Tradition will not save us. We must save tradition. We do this by attaching it to a more adaptive social technology. This is the truth behind Vatican II.
We need cameras on priests recording every second of their lives. The discipline of celibacy can never be relaxed, because a family must be afforded some privacy.
Current Catholic myth and hagiography are counterproductive; they must be scrapped and rewritten. All saint stories are about one guy who’s holy and starts nagging all the other Catholics about their laxity. Or about fertile-aged women refusing to marry. Is there a single story about a band of heroic Catholic men standing together and prevailing or heroically falling? That’s what we need, to give people aspirations that don’t involve peacocking virtue at the expense of the tribe.
Most devotions and ascetic practices are too individualistic, encourage Catholics to imagine that they have some private account with God independent of the Church, making the latter disposable. If Catholics want to punish themselves, they should do it in a productive way, like the Protestants do, by throwing themselves into career advancement or charity, thus enhancing their social status and accruing glory to the Catholic Church.
We should each ask ourselves at the end of each week, “What have I done this week to enhance the power and glory of the Catholic Church?”
Am I an asset to the Church or a liability? Avoiding sin is not enough (not that any of us manage even that). I may still be confirming infidels in their belief that Catholics are lazy and stupid. Because I am an embarrassment to the Church, I should keep a low profile.
One should make sure that whenever possible the Church gets credit for our charitable donations.
We must be like all other peoples and devote the indoctrination of our young primarily toward belief in the superiority of Catholics to non-Catholics, and hatred of the latter, and only secondarily to theological concerns.
This is not hard. The secular world truly is despicable–a cesspool of murder, debauchery, and hypocrisy. Our superiority is obvious.
Always remember: when they attack the Church, attack the clergy, they are attacking you (rather, the part of you that is more important than your individual self).
The clergy are stationary targets, “sitting ducks”. We need a complementary elite, intellectual rather than sacerdotal, trained to attack. An analog of the secular world’s journalists and public intellectuals.
A Jew who loses his faith often retains his loyalty to his people. A Catholic who loses his faith immediately makes himself an enemy of the Church. Why do you think this is? Are our people so much less lovable than theirs?

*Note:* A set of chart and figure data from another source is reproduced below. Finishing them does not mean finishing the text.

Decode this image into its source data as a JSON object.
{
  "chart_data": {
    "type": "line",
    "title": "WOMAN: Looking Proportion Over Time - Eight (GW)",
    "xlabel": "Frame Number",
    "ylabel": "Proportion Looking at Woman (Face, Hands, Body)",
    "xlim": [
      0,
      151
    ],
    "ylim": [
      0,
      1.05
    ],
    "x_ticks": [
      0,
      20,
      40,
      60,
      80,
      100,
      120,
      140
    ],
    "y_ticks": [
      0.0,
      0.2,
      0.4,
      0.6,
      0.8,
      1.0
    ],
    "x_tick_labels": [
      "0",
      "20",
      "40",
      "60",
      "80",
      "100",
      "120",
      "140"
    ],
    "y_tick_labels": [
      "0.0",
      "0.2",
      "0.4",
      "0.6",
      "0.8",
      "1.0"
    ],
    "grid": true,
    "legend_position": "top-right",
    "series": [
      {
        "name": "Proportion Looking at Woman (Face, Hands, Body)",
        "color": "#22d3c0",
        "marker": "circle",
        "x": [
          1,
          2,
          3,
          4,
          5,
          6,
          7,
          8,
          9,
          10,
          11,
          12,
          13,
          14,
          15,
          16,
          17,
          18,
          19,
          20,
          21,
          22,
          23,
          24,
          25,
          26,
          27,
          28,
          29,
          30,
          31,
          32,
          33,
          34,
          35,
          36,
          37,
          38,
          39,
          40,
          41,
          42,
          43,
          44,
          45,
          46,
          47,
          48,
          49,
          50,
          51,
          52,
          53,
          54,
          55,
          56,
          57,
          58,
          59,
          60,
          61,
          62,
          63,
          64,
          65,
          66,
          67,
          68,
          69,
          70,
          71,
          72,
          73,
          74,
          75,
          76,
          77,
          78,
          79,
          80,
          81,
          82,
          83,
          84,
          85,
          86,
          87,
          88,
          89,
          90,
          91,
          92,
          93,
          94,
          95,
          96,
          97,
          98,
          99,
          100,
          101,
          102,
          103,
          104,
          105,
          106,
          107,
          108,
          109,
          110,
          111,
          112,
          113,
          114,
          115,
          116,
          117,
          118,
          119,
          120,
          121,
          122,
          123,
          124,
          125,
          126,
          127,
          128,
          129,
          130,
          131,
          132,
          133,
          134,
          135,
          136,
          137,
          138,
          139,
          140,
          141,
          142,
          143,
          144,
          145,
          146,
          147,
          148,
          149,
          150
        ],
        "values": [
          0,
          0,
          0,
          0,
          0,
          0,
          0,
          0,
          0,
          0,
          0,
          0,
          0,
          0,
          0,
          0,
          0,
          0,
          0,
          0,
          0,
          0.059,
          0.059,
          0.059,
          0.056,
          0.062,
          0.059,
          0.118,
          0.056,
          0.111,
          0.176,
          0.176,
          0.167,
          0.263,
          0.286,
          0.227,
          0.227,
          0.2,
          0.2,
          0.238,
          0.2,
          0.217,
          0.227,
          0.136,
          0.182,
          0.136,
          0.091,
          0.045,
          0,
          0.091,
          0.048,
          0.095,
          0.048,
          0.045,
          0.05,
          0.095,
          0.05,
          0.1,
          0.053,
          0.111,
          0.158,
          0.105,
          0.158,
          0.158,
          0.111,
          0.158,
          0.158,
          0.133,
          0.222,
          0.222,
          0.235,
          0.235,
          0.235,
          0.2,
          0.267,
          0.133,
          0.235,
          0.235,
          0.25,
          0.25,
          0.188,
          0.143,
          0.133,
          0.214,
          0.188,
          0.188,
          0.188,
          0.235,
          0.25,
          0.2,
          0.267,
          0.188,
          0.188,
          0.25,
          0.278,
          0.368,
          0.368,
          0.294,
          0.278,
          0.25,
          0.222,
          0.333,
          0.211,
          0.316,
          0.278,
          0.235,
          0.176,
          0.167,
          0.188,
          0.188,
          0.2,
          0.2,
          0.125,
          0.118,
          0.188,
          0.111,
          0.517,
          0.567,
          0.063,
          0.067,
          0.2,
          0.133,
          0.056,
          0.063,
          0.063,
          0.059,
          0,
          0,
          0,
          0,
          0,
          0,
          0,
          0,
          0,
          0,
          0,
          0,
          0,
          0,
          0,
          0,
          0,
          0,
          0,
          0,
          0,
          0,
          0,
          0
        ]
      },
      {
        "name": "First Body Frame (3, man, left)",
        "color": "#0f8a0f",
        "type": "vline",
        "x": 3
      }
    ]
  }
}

We need some kind of derogatory attitude for unbelievers, something like “infidel” except that this word often connotes a formidable, worthy adversary. We need something that invokes distaste, contempt. A number of ethnic slurs provide good models.
Ours is an incarnate God. He puts His fortunes in our hands. God = Christ = Christ’s body = the Catholic Church.
Saint Paul regards it as shameful for Christians to sue each other in secular court. He was right.
There is a bright side to the tendency of Catholics to become de facto universalists. If everyone goes to heaven, then the personal afterlife is not worth thinking about. The future survival of the tribe is the afterlife we must earnestly seek.
Anti-clericalism is worse than pornography. I have deleted my blogroll.